Methods and Results: For the model development, data came from English Longitudinal Study of Ageing study, which comprised 9154 population-representative individuals aged 50-75 years, 1240 (13.4%) of whom died during the 10-year follow-up. Internal validation was carried out using Harrell’s optimism-correction procedure; external validation was carried out using Health and Retirement Study (HRS), which is a nationally representative, biannual longitudinal survey of adults aged ≥50 years residing in the United States. Cox proportional hazards model with regularisation by the least absolute shrinkage and selection operator, where the optimisation parameters were chosen based on repeated cross-validation, was employed for variable selection and model fitting. Measures of calibration, discrimination, sensitivity and specificity were determined in the development and validation cohorts. The model selected 13 prognostic factors of all-cause mortality encompassing information on demographic characteristics, health comorbidity, lifestyle and cognitive functioning. The internally validated model had good discriminatory ability (c-index=0.74), specificity (72.5%) and sensitivity (73.0%). Following external validation, the model’s prediction accuracy remained within a clinically acceptable range (c-index=0.69, calibration slope β=0.80, specificity=71.5% and sensitivity=70.6%). The main limitation of our model is twofold: 1) it may not be applicable to nursing home and other institutional populations, and 2) it was developed and validated in the cohorts with predominately white ethnicity.

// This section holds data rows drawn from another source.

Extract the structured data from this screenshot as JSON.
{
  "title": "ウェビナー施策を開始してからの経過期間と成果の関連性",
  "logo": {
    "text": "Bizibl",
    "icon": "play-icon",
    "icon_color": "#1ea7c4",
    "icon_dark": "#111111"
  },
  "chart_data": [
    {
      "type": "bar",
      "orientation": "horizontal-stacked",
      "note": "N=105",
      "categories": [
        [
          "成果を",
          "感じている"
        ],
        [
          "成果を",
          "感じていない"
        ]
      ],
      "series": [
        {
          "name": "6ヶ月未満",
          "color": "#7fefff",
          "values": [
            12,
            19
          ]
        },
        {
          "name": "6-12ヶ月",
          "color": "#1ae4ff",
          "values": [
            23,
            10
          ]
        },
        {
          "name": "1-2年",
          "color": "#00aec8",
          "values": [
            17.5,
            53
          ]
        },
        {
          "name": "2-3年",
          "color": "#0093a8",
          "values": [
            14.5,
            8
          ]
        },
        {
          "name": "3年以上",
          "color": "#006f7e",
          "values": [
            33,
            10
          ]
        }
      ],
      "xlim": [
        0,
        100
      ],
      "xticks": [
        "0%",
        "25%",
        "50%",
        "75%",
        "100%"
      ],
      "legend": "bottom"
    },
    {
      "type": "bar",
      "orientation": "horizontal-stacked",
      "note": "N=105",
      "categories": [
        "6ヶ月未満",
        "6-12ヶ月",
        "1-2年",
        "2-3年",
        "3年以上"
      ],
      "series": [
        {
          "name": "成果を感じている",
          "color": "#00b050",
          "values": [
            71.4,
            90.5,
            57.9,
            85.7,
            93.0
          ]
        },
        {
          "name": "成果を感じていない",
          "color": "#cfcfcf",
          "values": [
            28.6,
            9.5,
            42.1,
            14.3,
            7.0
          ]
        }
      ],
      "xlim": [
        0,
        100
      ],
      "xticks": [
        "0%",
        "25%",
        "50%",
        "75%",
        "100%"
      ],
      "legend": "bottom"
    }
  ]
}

Conclusions: Having employed modern statistical learning algorithms and addressed the weaknesses of previous models, a new mortality model achieved good discrimination and calibration to quantify absolute 10-year risk of all-cause mortality in older adults in the general population of older adults, as shown by its performance in a separate validation cohort. The model can be useful for clinical, policy, and epidemiological applications.